Untuk menjawab pertanyaan-pertanyaan tersebut, ada dua variabel terpenting yang perlu diperhatikan, yakni:
1. Jenis leasing yang ingin dihukumi.
2. Jenis transaksi yang terjadi antara para pelaku transaksi.
1. Jenis Leasing yang Ingin Dihukumi
Leasing pada dasarnya adalah kegiatan sewa-menyewa namun dengan tujuan dan mekanisme yang beragam. Secara garis besar, leasing terbagi menjadi dua jenis, yakni:
1. Leasing keuangan (financial leasing).
2. Leasing operasional.
Kedua jenis leasing ini sama-sama berupa kegiatan sewa-menyewa, namun berbeda pada konsepnya. Leasing keuangan adalah kegiatan sewa-menyewa dengan janji kepemilikan di akhir ketika cicilan sudah lunas, sedangkan leasing operasional tidak ada janji kepemilikan di akhir dan cenderung seperti sewa-menyewa biasa. Leasing keuangan adalah topik yang akan dibahas pada tulisan ini.
2. Jenis Transaksi Leasing Keuangan antara Para Pelaku Transaksi
Leasing keuangan pada kredit motor dan mobil adalah leasing yang paling banyak dipraktikkan di zaman sekarang. Secara singkat, leasing ini melibatkan tiga pihak, yakni:
1. Dealer (penjual motor/mobil).
2. Perusahaan leasing.
3. Pembeli (konsumen).
BACA JUGA: Mulai dari Zina sampai Riba, Inilah 5 Larangan Allah yang Wajib Diketahui dan Dihindari!
Hal-hal yang perlu diketahui ketika menganalisis transaksi ganda seperti ini adalah jenis transaksi yang dilakukan oleh:
1. Perusahaan leasing dengan dealer.
2. Perusahaan leasing dengan konsumen.
3. Dealer dengan konsumen.
Berikut penjabarannya:
a.
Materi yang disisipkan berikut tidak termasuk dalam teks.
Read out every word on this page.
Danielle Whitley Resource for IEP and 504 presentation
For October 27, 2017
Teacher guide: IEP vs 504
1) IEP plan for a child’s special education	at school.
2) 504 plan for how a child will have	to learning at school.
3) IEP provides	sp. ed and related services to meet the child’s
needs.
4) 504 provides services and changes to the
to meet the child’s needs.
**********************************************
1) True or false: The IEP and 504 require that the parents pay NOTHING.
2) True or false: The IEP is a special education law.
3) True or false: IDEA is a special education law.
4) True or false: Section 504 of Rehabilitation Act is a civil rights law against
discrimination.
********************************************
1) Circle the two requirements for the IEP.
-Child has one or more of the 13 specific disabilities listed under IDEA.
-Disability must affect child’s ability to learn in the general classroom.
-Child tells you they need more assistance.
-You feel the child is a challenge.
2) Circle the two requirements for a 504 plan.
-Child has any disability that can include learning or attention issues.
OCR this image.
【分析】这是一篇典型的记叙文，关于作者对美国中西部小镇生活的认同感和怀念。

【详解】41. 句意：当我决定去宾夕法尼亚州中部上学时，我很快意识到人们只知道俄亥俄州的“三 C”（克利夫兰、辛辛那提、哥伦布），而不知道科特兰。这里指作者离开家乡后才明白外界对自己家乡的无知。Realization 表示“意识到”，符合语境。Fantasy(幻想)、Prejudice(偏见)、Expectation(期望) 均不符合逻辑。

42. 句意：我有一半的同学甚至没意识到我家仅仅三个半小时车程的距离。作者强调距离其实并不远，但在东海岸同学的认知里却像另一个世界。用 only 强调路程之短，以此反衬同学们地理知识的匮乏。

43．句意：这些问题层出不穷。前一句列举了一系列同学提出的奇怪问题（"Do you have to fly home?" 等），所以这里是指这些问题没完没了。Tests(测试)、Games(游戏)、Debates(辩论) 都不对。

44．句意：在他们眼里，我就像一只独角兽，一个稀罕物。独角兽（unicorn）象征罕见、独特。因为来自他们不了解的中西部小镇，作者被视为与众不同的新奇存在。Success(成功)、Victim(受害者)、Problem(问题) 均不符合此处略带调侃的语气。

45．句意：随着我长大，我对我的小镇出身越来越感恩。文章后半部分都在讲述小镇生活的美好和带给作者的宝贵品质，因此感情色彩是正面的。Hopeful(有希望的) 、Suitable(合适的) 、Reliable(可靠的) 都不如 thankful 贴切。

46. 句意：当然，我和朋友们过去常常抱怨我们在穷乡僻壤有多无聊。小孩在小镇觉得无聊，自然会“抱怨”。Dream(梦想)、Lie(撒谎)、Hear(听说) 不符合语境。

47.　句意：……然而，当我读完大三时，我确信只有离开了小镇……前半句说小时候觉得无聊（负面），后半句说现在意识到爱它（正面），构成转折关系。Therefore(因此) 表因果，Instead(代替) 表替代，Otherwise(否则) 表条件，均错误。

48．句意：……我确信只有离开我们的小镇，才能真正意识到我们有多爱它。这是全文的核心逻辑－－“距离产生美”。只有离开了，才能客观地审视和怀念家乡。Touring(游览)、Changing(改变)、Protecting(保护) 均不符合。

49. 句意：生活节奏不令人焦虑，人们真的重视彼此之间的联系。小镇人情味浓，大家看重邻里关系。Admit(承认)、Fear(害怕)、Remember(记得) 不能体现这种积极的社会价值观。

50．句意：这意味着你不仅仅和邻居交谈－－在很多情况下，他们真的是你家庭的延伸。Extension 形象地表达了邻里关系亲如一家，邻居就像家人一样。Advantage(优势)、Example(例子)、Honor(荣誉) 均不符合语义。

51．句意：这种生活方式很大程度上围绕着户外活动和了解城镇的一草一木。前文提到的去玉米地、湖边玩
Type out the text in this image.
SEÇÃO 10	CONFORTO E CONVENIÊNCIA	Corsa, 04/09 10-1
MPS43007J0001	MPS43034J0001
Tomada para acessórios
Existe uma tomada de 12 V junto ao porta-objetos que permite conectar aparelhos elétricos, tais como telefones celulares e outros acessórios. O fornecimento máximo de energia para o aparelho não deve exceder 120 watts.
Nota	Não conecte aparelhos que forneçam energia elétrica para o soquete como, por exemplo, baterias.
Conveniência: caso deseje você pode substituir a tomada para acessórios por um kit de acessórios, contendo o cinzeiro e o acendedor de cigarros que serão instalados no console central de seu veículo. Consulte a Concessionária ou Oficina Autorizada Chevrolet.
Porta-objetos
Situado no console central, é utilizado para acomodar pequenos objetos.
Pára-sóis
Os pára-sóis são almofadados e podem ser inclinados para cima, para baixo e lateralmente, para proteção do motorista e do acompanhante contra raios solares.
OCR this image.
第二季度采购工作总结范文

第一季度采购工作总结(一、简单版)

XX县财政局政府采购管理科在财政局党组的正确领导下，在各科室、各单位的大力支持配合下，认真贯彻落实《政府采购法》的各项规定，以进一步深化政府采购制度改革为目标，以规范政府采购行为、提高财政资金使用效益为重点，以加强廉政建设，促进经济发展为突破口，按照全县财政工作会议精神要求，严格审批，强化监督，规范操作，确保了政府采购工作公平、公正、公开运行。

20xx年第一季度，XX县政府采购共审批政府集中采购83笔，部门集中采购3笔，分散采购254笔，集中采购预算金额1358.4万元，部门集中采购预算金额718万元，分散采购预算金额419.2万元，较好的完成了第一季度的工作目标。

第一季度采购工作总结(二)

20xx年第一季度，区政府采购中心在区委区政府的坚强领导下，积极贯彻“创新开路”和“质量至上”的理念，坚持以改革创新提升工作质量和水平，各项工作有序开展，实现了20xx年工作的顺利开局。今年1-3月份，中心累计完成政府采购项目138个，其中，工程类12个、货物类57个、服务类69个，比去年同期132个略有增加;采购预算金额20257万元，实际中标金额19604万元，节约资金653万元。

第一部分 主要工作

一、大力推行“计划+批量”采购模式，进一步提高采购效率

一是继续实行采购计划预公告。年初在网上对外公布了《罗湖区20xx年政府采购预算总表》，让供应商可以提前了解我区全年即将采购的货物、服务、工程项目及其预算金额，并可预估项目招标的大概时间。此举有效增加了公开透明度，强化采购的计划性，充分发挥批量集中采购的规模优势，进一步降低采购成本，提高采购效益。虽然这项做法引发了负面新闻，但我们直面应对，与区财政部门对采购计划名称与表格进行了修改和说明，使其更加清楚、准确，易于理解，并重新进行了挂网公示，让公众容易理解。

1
Transaksi yang Dilakukan Perusahaan Leasing dengan Dealer
Transaksi antara perusahaan leasing dengan dealer secara sederhana dan konseptual adalah jual beli biasa karena memenuhi sebagian besar rukun jual beli, yakni barang, dua pelaku transaksi, dan bayaran. Adapun sighat dapat diwakili oleh dokumen pesanan dan seterusnya.
Namun adalah sebuah kecacatan bahwa mekanisme pesanan leasing ke dealer yang didahului kesepakatan antara ketiga pihak untuk “pembiayaan atas pembelian” serta persyaratan pencairan dana yang mengharuskan penyerahan barang terlebih dahulu dalam keadaan “sehat” kepada konsumen (biasanya tercantum dalam surat pesanan).
Transaksi antara perusahaan leasing dan dealer sejatinya adalah jual beli biasa yang didahului oleh rangkaian kesepakatan antara ketiga pihak (dealer, perusahaan leasing, dan konsumen), meskipun dalam praktiknya banyak kejanggalan yang dapat merusak akad.
b. Transaksi antara Perusahaan Leasing dengan Konsumen
Masalah terbesar dari transaksi tiga pihak ini adalah pada transaksi perusahaan leasing dengan konsumen karena mereka melakukan transaksi pada barang yang bahkan belum dibeli (motor atau mobil). Meskipun dalam surat menyuratnya sighat yang tercantum adalah “pembiayaan pembelian motor,” secara praktikal dan konseptual, transaksi ini lebih cenderung ke arah sewa-menyewa barang yang diakhiri dengan kepemilikan.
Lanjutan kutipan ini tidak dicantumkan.